Bir keresinde Japon meslektaşım Öğretmen Yamamoto'ya sormuştum:
- Japonya'da Öğretmenler Günü'nü ne zaman ve nasıl kutluyorsunuz?
Sorum karşısında şaşırarak cevap verdi:
- Bizim Öğretmenler Günü diye bir kutlamamız yok.
Cevabını duyunca ona inanıp inanmayacağımı bilemedim. “Gelişmiş bir ekonomiye, bilime ve teknolojiye sahip bir ülke neden öğretmenlere ve onların çalışmalarına bu kadar saygı göstermiyor?” diye merak ettim.
Bir gün iş çıkışı Yamamoto beni evine davet etti. Okuldan uzakta oturduğu için metroya bindik. Akşam iş çıkış saatinde metro vagonları kalabalıktı. Bir köşeye sıkışmayı başardım ve korkuluklara sıkıca tutunarak ayakta durdum. Birden yanımda oturan yaşlı bir adam bana yerini teklif etti. Yaşlı adamın bu saygılı davranışını anlayamadığım için teklifini kabul edemedim ama ısrar etti ve oturmak zorunda kaldım.
Metrodan çıktıktan sonra Yamamoto'dan benden yaşlı bu adamın davranışını açıklamasını istedim. Yamamoto gülümsedi ve benim öğretmen rozetimi gösterip şöyle dedi:
- Bu yaşlı adam öğretmen rozetini gördü ve statünüze duyduğu saygının bir işareti olarak sana yerini verdi.

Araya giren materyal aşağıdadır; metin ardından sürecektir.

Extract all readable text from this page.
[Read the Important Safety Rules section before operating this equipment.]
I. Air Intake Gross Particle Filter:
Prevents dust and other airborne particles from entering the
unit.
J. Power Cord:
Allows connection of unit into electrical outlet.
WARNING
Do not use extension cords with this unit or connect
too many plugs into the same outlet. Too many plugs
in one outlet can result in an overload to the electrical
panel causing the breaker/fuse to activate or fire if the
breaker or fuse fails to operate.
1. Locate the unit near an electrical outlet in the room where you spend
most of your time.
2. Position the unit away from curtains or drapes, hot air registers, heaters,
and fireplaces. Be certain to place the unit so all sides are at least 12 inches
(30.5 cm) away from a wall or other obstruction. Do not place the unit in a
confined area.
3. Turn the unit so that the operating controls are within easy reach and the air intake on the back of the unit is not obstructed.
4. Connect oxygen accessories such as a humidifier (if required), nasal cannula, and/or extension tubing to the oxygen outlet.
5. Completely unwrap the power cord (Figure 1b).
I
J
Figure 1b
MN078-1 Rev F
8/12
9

Yamamoto Öğretmen'i ilk kez ziyaret ettiğim için elim boş gitmekten rahatsızlık duydum ve bir hediye almaya karar verdim. Düşüncelerimi Yamamoto’ya açtım ve ileride öğretmenler için indirimli fiyatlarla ürün alabileceğimiz bir mağaza olduğunu söyleyerek beni yönlendirdi.
Bir kez daha duygularıma hâkim olamadım:
- Bu indirimler sadece öğretmenler için mi? diye sordum.
Sözlerimi doğrulayan Yamamoto şöyle dedi:
- Japonya'da öğretmenlik en saygın meslekdir ve öğretmen en saygın kişidir. Japon girişimciler, öğretmenler mağazalarını ziyaret ettiğinde çok mutlu olurlar; bunu bir onur olarak görürler.
Japonya'da bulunduğum süre boyunca Japon halkının öğretmenlere ne kadar derin bir saygı duyduğunu defalarca gördüm. Metroda, özel mağazalarda onlar için ayrı koltuklar var ve öğretmenler hiçbir ulaşım aracında bilet kuyruğunda beklemiyor.
Hayatlarının her günü bir kutlama gibi geçerken Japon öğretmenler neden özel bir güne ihtiyaç duysunlar?
Bu hikayeyi tekrar anlatırken, toplumumuzun öğretmenlere karşı böyle bir saygı seviyesine ulaşmasını ve öğretmenlerin bu kadar yüksek bir unvana layık olmasını yürekten diliyorum!"
Öğretmenim, adınız önünde saygıyla eğiliyor ve bundan gurur duyuyorum.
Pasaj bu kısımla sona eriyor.